Na segunda-feira, 7 de fevereiro de 2022, o youtuber Bruno Aiub, conhecido como Monark, ao receber os deputados federais Kim Kataguiri (Podemos) e Tabata Amaral (PSB) no “Flow Podcast”, um dos programas de entrevistas mais vistos do Brasil com mais de 3,6 milhões de inscritos no YouTube, e transmissões ao vivo também pela Twitch e Facebook, defendeu a existência de um partido nazista no Brasil. Entre os comentários, ele disse “acho que tinha que ter o partido nazista reconhecido pela lei”, “dentro da [liberdade de] expressão a gente quer liberar tudo”.

Após defender a existência de um partido nazista, Monark foi desligado do Flow Podcast que em uma nota pública repudiou a fala do youtuber e retirou o episódio do ar. As falas do influencer favoráveis à possibilidade da criação de um partido nazista no Brasil, em nome da liberdade de expressão, repercutiram negativamente e foi o tema de discussões e debates nas redes sociais durante a semana. No centro do debate está a pergunta: pode-se defender ideologias como o nazismo usando como premissa o argumento da liberdade de expressão?

Na borda do debate acerca da liberdade de expressão, gostaríamos de propor uma reflexão usando a metodologia a hermenêutica de profundidade proposta pelo sociólogo britânico John Thompson. Trata-se de um instrumento para análise do contexto de formação e interpretação de formas simbólicas. Utilizado pelas áreas da Sociologia e da Comunicação, esse referencial propõe uma interpretação do fenômeno em diferentes contextos. Ao pensar o termo hermenêutica, Thompson o compreende como elemento para significar o processo de compreensão e interpretação, ou seja, trata-se de um sistema de interpretação utilizado para acionar o significado de mitos e símbolos. A hermenêutica de profundidade permite atingir o significado das formas simbólicas para além da preocupação com as funções da linguagem, olhando também e sobretudo para os contextos sociais no quais essas formas estão inseridas.

Nessa linha, gostaríamos de propor uma reflexão para pensar o contexto, ou seja, a moldura socio comunicacional na qual se deram os acontecimentos que envolveram a repercussão da fala do influencer.

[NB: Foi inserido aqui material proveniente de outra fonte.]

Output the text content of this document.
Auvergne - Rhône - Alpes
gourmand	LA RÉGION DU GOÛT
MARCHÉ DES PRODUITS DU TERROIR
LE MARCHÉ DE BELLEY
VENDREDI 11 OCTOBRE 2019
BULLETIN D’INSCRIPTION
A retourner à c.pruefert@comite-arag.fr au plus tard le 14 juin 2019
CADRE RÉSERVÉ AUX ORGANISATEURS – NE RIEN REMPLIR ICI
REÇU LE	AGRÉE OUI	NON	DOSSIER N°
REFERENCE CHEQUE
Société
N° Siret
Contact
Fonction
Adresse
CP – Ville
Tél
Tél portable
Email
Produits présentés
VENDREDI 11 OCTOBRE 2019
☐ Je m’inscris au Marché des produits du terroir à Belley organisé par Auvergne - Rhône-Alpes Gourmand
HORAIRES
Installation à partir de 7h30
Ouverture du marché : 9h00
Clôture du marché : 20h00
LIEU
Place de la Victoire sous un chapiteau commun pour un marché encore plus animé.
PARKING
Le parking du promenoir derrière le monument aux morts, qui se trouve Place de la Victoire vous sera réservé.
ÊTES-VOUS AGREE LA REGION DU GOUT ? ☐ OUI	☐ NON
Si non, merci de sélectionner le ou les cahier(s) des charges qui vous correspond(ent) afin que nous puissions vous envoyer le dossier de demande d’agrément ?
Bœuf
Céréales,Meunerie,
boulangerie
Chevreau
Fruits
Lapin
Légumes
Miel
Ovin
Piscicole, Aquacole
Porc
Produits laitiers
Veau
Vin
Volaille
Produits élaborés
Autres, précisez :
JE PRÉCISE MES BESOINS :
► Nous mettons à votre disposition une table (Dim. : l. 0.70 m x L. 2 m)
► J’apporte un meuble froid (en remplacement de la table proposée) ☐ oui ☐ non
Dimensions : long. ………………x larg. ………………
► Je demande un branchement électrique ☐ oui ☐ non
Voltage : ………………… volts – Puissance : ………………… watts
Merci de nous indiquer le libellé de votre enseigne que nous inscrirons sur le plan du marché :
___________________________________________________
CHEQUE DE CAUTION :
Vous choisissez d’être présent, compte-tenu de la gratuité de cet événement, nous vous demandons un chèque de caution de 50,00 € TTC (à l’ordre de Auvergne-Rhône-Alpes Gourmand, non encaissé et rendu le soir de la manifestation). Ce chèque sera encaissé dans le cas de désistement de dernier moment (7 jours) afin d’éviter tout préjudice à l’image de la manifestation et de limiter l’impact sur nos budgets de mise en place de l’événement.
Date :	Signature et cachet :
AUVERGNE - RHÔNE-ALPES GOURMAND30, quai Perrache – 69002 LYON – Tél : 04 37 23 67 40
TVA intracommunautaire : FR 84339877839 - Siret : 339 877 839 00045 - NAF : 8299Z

O advento e o alastramento da comunicação digital inauguraram um novo espaço de interação humana: as redes sociais digitais. As redes sociais constituem um novo espaço de sociabilidade e de interação social. Nas redes sociais, vendemos, compramos, conseguimos trabalho, transporte, comida relacionamentos amorosos, informação. Nas redes fazemos política, defendemos causas ambientais, identitárias. As redes constituem o lugar antropológico onde os vínculos econômicos, sociais, políticos e culturais acontecem. Hoje, tudo se passa nas redes sociais. A rede social é o “urbi et orbi” da sociabilidade contemporânea.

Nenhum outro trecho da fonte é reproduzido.